The National Health and Family Planning Commission have joined with other government agencies to lobby for an increase in tobacco taxes, commission spokesman Yao Hongwen said here the other day. Reforms to China’s tax and fiscal controls provide a “rare chance to take advantage to raise tobacco taxes and prices for tobacco control,” Yao said.
Tobacco taxes were raised in 2009 but not by enough to affect the prices.
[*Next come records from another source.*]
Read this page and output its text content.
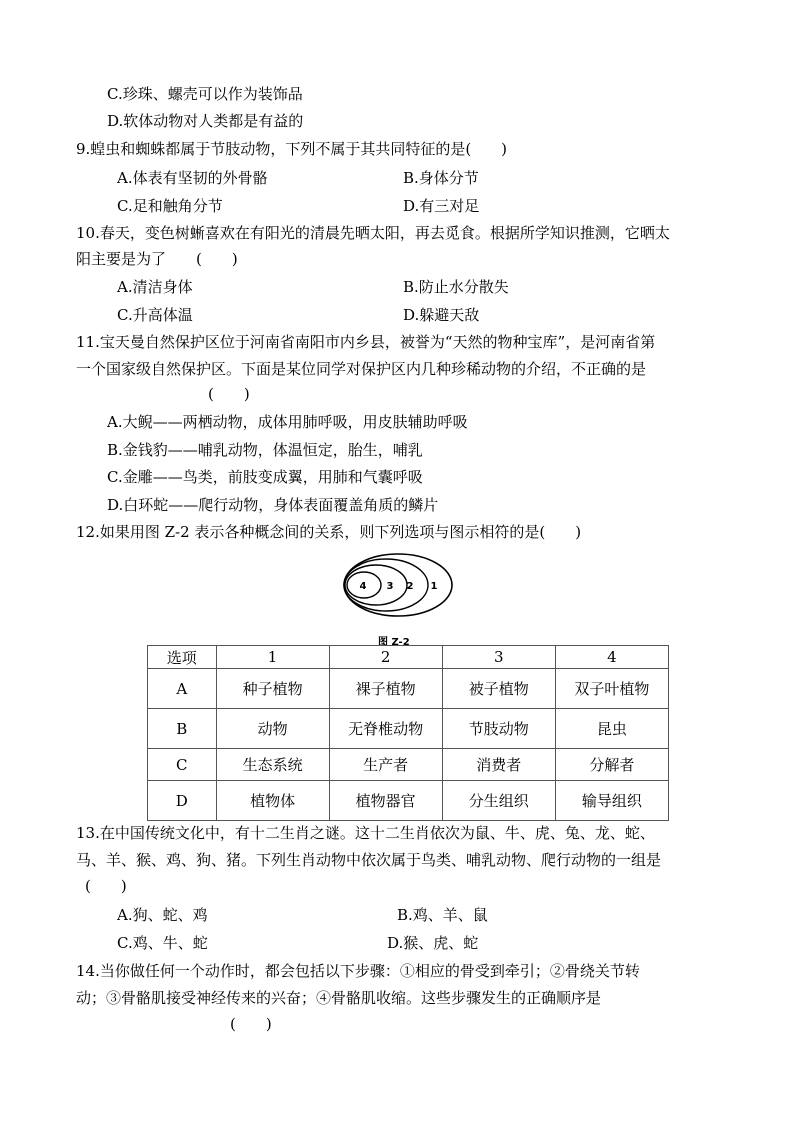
C.珍珠、螺壳可以作为装饰品
D.软体动物对人类都是有益的
9.蝗虫和蜘蛛都属于节肢动物，下列不属于其共同特征的是(　　)
A.体表有坚韧的外骨骼	B.身体分节
C.足和触角分节	D.有三对足
10.春天，变色树蜥喜欢在有阳光的清晨先晒太阳，再去觅食。根据所学知识推测，它晒太
阳主要是为了　　(　　)
A.清洁身体	B.防止水分散失
C.升高体温	D.躲避天敌
11.宝天曼自然保护区位于河南省南阳市内乡县，被誉为“天然的物种宝库”，是河南省第
一个国家级自然保护区。下面是某位同学对保护区内几种珍稀动物的介绍，不正确的是
(　　)
A.大鲵——两栖动物，成体用肺呼吸，用皮肤辅助呼吸
B.金钱豹——哺乳动物，体温恒定，胎生，哺乳
C.金雕——鸟类，前肢变成翼，用肺和气囊呼吸
D.白环蛇——爬行动物，身体表面覆盖角质的鳞片
12.如果用图 Z-2 表示各种概念间的关系，则下列选项与图示相符的是(　　)
4 3 2 1
图 Z-2
选项	1	2	3	4
A	种子植物	裸子植物	被子植物	双子叶植物
B	动物	无脊椎动物	节肢动物	昆虫
C	生态系统	生产者	消费者	分解者
D	植物体	植物器官	分生组织	输导组织
13.在中国传统文化中，有十二生肖之谜。这十二生肖依次为鼠、牛、虎、兔、龙、蛇、
马、羊、猴、鸡、狗、猪。下列生肖动物中依次属于鸟类、哺乳动物、爬行动物的一组是
(　　)
A.狗、蛇、鸡	B.鸡、羊、鼠
C.鸡、牛、蛇	D.猴、虎、蛇
14.当你做任何一个动作时，都会包括以下步骤：①相应的骨受到牵引；②骨绕关节转
动；③骨骼肌接受神经传来的兴奋；④骨骼肌收缩。这些步骤发生的正确顺序是
(　　)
Tobacco companies absorbed the increase, and the change didn’t have the desired effect of discouraging smoking.
Packs of cigarettes in China cost as little as $1 or $2 for low-end brands, compared with prices that range from $5 to $15 in the United States.
The city of Beijing took the lead last month by announcing a ban on all indoor smoking to take effect next June, backed by heavy fines.
The central government has drafted a similar nationwide ban that would strengthen bans on advertising, mandate more prominent health warnings on packaging and limit the portrayal of smoking in movies and on television.
About 740 million Chinese are exposed to second-hand smoke, and lung cancer kills more than 1.3 million people in the country each year, one-third of the global total, according to the World Health Organization.